The theoretical method for estimating the WQI using the entropy-weighted arithmetic method revolves around the application of entropy theory to objectively determine the weighting of each water quality parameter, thereby eliminating the subjective biases typically associated with expert opinion (Singh et al. 2019). In this method, entropy, a concept derived from information theory, is used to quantify the degree of disorder or uncertainty associated with each water quality parameter (Verma et al. 2022). The greater the variability of a parameter across different water samples, the higher its entropy value, indicating a more significant role in the overall water quality assessment. This process begins with the collection and normalisation of water quality data, followed by the calculation of entropy values for each parameter. These entropy values are then used to derive objective weights that reflect the relative importance of each parameter to overall water quality. These weights are applied to the normalised values of each parameter and the entropy-weighted arithmetic mean of these values is calculated to obtain the final WQI. This entropy-based weighting approach ensures that the WQI is a more accurate and objective representation of water quality, as it minimises the influence of human bias and subjectivity that is inevitable in methods that rely heavily on expert opinion. In this way, it provides a more reliable and scientifically sound basis for water quality assessment, which is crucial for effective environmental monitoring and management.
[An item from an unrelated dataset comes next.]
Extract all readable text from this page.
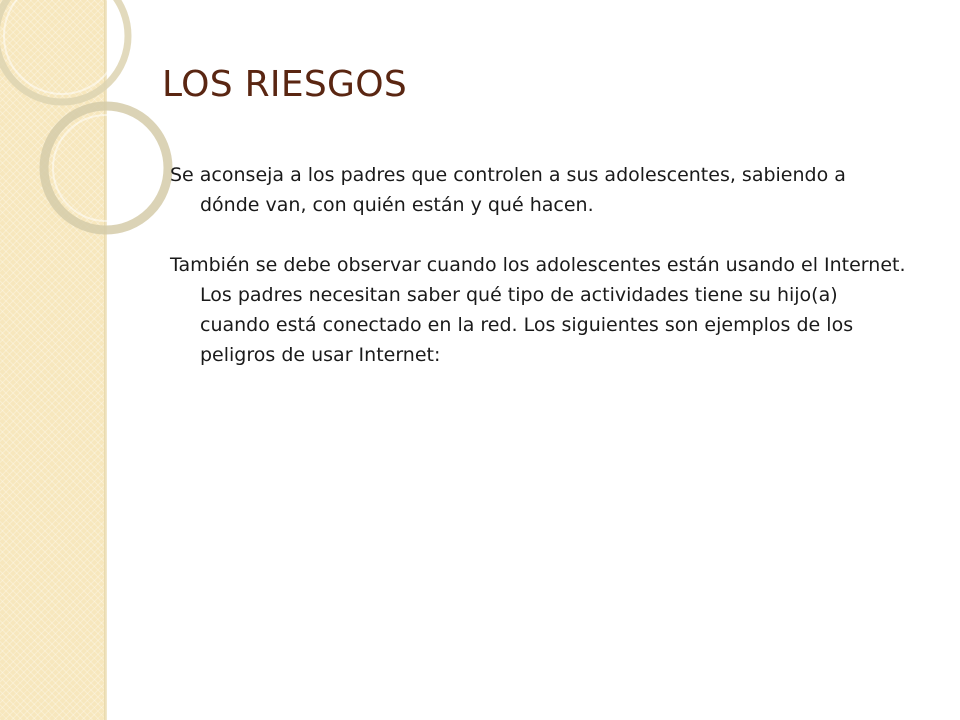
LOS RIESGOS

Se aconseja a los padres que controlen a sus adolescentes, sabiendo a dónde van, con quién están y qué hacen.

También se debe observar cuando los adolescentes están usando el Internet. Los padres necesitan saber qué tipo de actividades tiene su hijo(a) cuando está conectado en la red. Los siguientes son ejemplos de los peligros de usar Internet:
Methods for machine learning–based feature selection techniques

In the theoretical framework of machine learning-based feature selection techniques, in particular the decision tree, random forest and correlation methods, each technique fulfils a specific role in identifying the most important features for predicting the WQI. The decision tree method works by creating a tree-like model of decisions where the importance of features is determined by how effectively they contribute to the partitioning of the data, indicating their influence on the outcome variable, in this case the WQI. The random forest approach, an ensemble of decision trees, further refines this process by constructing multiple trees and aggregating their results, thereby improving the reliability and generalisability of the feature importance scores. This method is particularly effective in dealing with overfitting and provides a more comprehensive understanding of feature relevance. Finally, the correlation method involves statistical analysis to assess the strength and direction of the relationship between each feature and the WQI. By assessing the correlation coefficients, this method helps to identify traits that have a significant linear relationship with the WQI. Together, these three methods provide a robust framework for feature selection, ensuring that the most predictive and relevant features are identified for use in WQI prediction models. This multi-layered approach utilises both statistical and machine learning techniques to improve the accuracy and efficiency of water quality assessments.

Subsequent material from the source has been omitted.